“So I'm not a real woman”
Maybe you missed it, I certainly did, so you must have been cozy with me under a rock, but let me catch you up. Serena Williams, you know, the grunting tennis player, said in an interview with the Herald Sun the following: “I have so much respect for so many women. I am about to be a real woman now, you know?” Look, you would shed a tear over that, it's sweet of her, only then I found out that I don't belong to the women she means. Aiaiai. The statement was about being pregnant, becoming a mother, and all the other women who have ever brought a child into the world. She is expecting her first. Okay, okay Serena, I was a bit taken aback by that.
I am on an editorial team with quite a few women per square meter. If one isn't on her period, the other one is.

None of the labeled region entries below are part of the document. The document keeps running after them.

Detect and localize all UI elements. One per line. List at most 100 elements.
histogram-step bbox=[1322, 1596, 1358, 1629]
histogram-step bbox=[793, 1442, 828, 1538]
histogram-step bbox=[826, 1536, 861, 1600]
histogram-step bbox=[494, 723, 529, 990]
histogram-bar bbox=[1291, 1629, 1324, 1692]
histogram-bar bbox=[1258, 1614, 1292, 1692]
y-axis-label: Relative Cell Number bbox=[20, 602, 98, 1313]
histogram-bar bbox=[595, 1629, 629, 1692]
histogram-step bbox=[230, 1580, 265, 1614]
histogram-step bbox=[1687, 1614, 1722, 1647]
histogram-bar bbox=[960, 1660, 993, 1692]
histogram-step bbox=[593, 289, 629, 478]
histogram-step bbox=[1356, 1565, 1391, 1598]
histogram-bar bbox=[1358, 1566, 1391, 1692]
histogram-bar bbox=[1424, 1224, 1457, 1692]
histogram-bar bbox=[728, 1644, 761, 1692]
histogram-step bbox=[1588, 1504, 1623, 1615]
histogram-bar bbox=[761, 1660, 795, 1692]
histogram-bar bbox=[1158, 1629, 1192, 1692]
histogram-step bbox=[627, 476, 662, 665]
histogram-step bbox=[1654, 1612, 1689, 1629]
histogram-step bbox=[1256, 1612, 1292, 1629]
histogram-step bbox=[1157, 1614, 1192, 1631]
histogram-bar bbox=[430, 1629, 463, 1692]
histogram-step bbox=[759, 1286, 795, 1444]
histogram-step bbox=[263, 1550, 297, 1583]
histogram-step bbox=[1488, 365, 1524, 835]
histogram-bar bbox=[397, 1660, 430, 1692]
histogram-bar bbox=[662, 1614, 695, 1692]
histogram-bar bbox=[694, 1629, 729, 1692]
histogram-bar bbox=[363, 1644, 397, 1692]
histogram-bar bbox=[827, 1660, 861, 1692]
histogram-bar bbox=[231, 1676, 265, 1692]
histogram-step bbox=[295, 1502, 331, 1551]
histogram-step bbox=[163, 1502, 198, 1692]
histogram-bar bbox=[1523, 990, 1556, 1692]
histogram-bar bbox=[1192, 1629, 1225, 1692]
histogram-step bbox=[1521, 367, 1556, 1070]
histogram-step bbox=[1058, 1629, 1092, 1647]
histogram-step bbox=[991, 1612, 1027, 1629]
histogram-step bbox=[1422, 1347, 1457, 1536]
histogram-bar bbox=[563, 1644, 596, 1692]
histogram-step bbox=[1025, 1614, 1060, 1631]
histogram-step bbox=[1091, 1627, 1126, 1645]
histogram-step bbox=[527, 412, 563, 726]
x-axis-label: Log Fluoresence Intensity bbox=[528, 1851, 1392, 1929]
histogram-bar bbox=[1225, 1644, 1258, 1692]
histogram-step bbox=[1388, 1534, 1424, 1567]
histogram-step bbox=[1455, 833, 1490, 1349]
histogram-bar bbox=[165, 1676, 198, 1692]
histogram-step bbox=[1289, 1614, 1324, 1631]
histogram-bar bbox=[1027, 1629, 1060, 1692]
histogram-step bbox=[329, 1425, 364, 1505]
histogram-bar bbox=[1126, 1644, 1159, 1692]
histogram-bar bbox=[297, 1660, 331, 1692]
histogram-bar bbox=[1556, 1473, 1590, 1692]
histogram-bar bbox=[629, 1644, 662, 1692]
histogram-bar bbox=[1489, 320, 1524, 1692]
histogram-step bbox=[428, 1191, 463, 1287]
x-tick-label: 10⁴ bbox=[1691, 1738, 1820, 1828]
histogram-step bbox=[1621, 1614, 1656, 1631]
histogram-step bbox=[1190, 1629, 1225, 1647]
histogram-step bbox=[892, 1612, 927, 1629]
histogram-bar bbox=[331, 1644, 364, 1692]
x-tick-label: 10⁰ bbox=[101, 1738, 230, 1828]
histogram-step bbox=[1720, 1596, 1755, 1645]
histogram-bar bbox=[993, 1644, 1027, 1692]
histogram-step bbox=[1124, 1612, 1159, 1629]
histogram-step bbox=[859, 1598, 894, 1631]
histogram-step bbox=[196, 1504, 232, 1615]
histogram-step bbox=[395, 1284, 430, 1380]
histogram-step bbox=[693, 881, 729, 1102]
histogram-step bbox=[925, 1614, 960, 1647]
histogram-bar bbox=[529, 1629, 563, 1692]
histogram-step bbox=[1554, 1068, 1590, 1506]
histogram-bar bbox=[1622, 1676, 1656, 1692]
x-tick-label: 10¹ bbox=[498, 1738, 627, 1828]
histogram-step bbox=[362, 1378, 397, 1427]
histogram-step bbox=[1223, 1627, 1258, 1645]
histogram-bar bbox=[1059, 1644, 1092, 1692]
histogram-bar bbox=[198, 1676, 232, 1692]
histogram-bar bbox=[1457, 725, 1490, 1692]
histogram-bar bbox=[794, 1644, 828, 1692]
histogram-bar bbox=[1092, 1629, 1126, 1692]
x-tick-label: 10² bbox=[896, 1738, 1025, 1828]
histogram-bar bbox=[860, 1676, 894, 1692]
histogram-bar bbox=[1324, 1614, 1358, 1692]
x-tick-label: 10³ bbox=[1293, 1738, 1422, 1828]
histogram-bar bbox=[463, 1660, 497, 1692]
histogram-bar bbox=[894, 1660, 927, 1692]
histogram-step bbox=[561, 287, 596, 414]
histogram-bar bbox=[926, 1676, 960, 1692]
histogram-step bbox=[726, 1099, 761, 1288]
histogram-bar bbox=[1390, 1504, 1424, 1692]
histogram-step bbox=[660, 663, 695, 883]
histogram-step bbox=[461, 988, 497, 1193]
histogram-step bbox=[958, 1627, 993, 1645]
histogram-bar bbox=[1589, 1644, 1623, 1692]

The colleague on the left is on the line (and otherwise the one on the right), the next one has breathtaking expensive boots bought and there is grumbling about men. Women things, yes. If you ask me, all very real specimens. Even though we may not be proud mothers of two (or three, or four) and giving birth to a little one is still uncharted territory. And a few actually are; in my eyes, they are just as much women as the childless (or child-free, you can call it that too) rest. By the way, they are also masters in the planning aspect of life, good grief, because the hockey practice is ticked off in one breath with the laundry and a business lunch. Now, Serena probably doesn't say this to turn women who don't see motherhood that way (or can't have children, let's not forget that) around, but I don't find it very handy or three-musketeer-like collegial of her. If I decide not to have children, and as you know they are not in my five-year plan, I don't feel any less feminine about it. If a woman cannot have children, she is not any less real because of it. And honestly, since when is having children the highest achievable goal in life? I certainly believe that giving birth brings out the primal instinct of being a woman. I am also convinced that you will forever be in a loving state towards your child. But that doesn't mean that the childless woman doesn't know what love is or isn't a real woman.
“Since when is having children the highest achievable goal in a woman's life?”
Anyway, quite dubious, because what actually is a real woman? According to Wiki, I'm completely safe, because you are a woman if you are an adult human of the female sex. Relief all around. I was starting to doubt my womanhood a bit after Serena's statement (not really, don't worry). But the last time I checked in the smallest room, I was still in the reassuring Wiki category. Although you might start to doubt if you see me darting around in Allstars without makeup on the weekend, but we won't talk about that. One in five women in the Netherlands chooses not to bring children into the world, says the CBS, even though they can.
I think it's beautiful when a woman chooses to have a child. But not being a real woman if I don't experience this? Hmmm, I don't think so. It could just be that your life path happens to take a different turn. So Serena, I especially hope that you feel just as much a woman after your childbirth and as a mother of your child as you do now. Because actually, it's just a shame that you have to have a child for that.